De l'extérieur, la maison était jolie, même si son architecture indécise entre le mas provençal et la demeure de maître aurait peut-être fait grincer les dents d'un puriste. Martin, lui, la trouvait rassurante avec ses murs solides et bien crépis, la vigne vierge qui tentait l'invasion de la face gauche et ses fenêtres encore endormies. Elle ressemblait à toutes les maisons de ses dessins d'enfant, simple et bien campée sur ses fondations, et malgré les travaux qui l'attendaient, il y puisa un réel réconfort.

Le reste de la maisonnée était encore endormi lorsqu'il revint de son petit tour et c'est à pas de loup qu'il en explora les pièces accessibles. Après quelques minutes à ouvrir des portes et jeter un œil curieux dans les moindres recoins, Martin s'était fait une idée plus précise de sa nouvelle propriété et des modifications qu'il allait être urgent d'y mener.

Le rez-de-chaussée était composé de six pièces étroites et encombrées, séparées par un couloir bien trop large doté d'étagères et portants à chaussures franchement moches. Il ne fallut que deux secondes au jeune homme pour décider qu'il allait faire casser les murs entre la cuisine et le séjour et entre le salon et le bureau. Martin aimait les espaces ouverts et avec cette adorable tommette partout sur le sol, il imaginait facilement une immense cuisine avec coin repas et un large salon, pas trop meublé, où les enfants pourraient s'ébattre en toute liberté. La salle de douche en bon état, qui servait également de buanderie, et la petite bibliothèque chaleureuse resteraient telles quelles, en revanche. Il pourrait être pratique de s'isoler dans une famille de cinq et la pièce surchargée de livres et de bibelots poussiéreux, mais dotée de jolis rayonnages de bois massifs, lui plaisait. Avec des fauteuils plus modernes et beaucoup moins de bazar, cela ferait un adorable refuge pour bouquiner ou se poser.

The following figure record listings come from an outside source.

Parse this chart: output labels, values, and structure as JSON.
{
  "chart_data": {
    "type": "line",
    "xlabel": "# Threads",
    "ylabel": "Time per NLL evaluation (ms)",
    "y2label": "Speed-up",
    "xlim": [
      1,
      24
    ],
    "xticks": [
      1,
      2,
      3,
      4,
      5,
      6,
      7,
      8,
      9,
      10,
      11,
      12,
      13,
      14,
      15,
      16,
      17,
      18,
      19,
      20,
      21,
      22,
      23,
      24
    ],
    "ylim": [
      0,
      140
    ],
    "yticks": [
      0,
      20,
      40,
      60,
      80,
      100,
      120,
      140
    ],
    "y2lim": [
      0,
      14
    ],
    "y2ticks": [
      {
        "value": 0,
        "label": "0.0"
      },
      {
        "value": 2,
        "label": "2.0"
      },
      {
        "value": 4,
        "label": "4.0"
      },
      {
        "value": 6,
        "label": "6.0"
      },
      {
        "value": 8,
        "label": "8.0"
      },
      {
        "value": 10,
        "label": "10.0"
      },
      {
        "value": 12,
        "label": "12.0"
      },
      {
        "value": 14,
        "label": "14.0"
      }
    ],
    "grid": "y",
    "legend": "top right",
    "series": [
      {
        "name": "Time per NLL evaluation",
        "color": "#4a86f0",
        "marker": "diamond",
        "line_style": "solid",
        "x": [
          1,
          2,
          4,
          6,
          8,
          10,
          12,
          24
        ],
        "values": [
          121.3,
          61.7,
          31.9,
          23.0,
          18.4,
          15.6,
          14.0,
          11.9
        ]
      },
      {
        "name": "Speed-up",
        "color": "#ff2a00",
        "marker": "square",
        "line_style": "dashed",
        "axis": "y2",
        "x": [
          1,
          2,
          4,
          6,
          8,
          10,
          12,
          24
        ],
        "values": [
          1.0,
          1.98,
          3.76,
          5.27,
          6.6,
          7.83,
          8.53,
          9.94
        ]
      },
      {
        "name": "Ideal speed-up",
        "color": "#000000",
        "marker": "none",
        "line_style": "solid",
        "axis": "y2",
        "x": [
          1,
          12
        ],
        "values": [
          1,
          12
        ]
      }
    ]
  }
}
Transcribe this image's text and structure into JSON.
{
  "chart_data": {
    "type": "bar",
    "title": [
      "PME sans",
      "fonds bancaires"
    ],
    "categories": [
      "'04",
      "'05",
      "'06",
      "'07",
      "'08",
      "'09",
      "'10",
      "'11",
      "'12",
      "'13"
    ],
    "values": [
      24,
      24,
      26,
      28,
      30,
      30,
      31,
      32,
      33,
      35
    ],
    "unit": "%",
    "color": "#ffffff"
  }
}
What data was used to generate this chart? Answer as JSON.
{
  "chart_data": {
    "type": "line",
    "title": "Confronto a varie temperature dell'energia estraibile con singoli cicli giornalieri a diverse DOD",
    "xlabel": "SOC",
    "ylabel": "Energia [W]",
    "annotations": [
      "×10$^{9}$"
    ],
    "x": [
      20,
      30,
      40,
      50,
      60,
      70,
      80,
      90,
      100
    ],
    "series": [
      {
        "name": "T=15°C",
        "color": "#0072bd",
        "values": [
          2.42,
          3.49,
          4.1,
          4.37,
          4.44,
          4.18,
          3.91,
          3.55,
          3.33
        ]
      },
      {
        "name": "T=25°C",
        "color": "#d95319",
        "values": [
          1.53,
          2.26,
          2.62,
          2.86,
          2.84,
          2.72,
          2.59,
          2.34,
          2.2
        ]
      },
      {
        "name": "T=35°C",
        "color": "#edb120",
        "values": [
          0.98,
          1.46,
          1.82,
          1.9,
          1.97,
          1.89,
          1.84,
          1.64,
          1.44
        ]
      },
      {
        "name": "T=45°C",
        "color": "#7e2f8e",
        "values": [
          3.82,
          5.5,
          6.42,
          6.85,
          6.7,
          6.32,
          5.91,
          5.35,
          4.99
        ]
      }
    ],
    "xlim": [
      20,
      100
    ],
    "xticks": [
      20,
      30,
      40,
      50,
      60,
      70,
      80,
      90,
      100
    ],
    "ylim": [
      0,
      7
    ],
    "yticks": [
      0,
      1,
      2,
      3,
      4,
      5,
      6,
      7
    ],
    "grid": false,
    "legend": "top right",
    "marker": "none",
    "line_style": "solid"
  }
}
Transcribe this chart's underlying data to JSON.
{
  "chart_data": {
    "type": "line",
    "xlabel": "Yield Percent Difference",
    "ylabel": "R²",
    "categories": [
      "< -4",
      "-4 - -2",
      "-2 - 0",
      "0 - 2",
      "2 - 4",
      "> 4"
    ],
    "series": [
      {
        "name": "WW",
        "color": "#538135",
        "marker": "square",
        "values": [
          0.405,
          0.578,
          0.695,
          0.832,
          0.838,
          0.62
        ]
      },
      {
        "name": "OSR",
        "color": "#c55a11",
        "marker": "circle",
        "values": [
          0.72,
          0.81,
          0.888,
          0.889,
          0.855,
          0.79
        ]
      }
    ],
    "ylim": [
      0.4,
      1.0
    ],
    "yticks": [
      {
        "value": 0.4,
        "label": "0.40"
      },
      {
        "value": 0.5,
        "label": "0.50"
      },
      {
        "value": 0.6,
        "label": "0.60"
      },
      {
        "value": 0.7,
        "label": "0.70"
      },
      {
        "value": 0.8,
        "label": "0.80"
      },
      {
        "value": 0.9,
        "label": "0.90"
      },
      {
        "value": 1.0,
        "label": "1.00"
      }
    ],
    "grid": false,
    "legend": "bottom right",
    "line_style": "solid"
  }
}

Alice sur la hanche, il gravit les marches de l'escalier de pierre blanche et s'aventura à l'étage. D'un côté du couloir, deux espaces de taille raisonnable étaient remplis de bazar : cartons en tout genre, bureau recouvert de dossiers, meubles empilés. Il était difficile de s'en faire une idée mais l'existence d'une porte de communication entre les deux finit de le convaincre que cela constituerait idéalement sa chambre et celle de la petite fille, histoire de se faciliter les nuits. Là encore, le sol était en bon état mais une sérieuse réfection des murs allait être impérative. Martin se laissait aller à une gentille rêverie concernant la couleur d'une chambre de bébé lorsqu'il poussa la porte de la vaste salle de bain, située du même côté, et déchanta un peu. Il grimaça sous l'assaut d'une vague odeur de moisi et de la couleur beige passée qui régnait. Les points positifs étaient la baignoire en fonte et la vasque de pierre mais le reste, du sol au plafond, allait nécessiter une sérieuse révision. Martin la nota dans ses priorités en matière de réfection et ressortit sur le palier. Il hésita un instant, pressé de tout examiner, mais ne poussa pas les deux portes restantes. Les enfants dormaient encore et il était inutile de les réveiller.